March 8, 2017
It is hard to overstate the benefits of organization alignment. Aligned organizations better implement and realize their strategies, can do more with fewer resources, are faster, and generally perform better in the marketplace. However, it is important to realize that not all alignments are equal in their power to produce the hoped for marketplace results.
I have found that there are two types of misalignments:
- Disabling misalignments. These misalignments stem from a need to overcome gaps or broken elements in an organization system. This is the classic case of the “squeaky wheel” that makes substantial noise in the form of customer complaints, internal confusion, and/or a lack of coordination. Often, the noise garners quite a bit of leadership attention and many leaders spend a lot of their time trying to get the noise to stop. This is common to any organization, and everyone needs to spend time fixing and/or closing gaps to address customer needs, minimize frustration, and stay ahead of competition.

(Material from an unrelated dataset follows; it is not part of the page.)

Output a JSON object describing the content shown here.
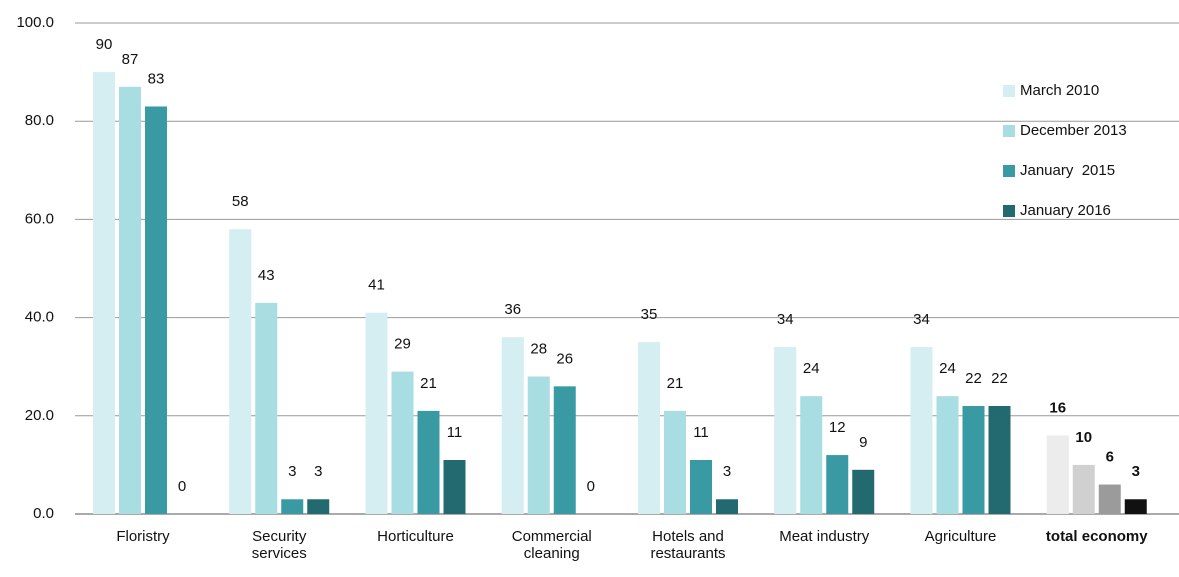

- Enabling misalignments. Enabling misalignments focus more on the potential of an organization to achieve a strategic outcome rather than just fixing capacity/operational problems, performance shortcomings, or cross-organization gaps that may exist. As a whole, these misalignments are more strategically focused and address organizational misalignments about how an organization can extend its influence, expand, grow, and improve what it can deliver to customers and ultimately differentiate the marketplace.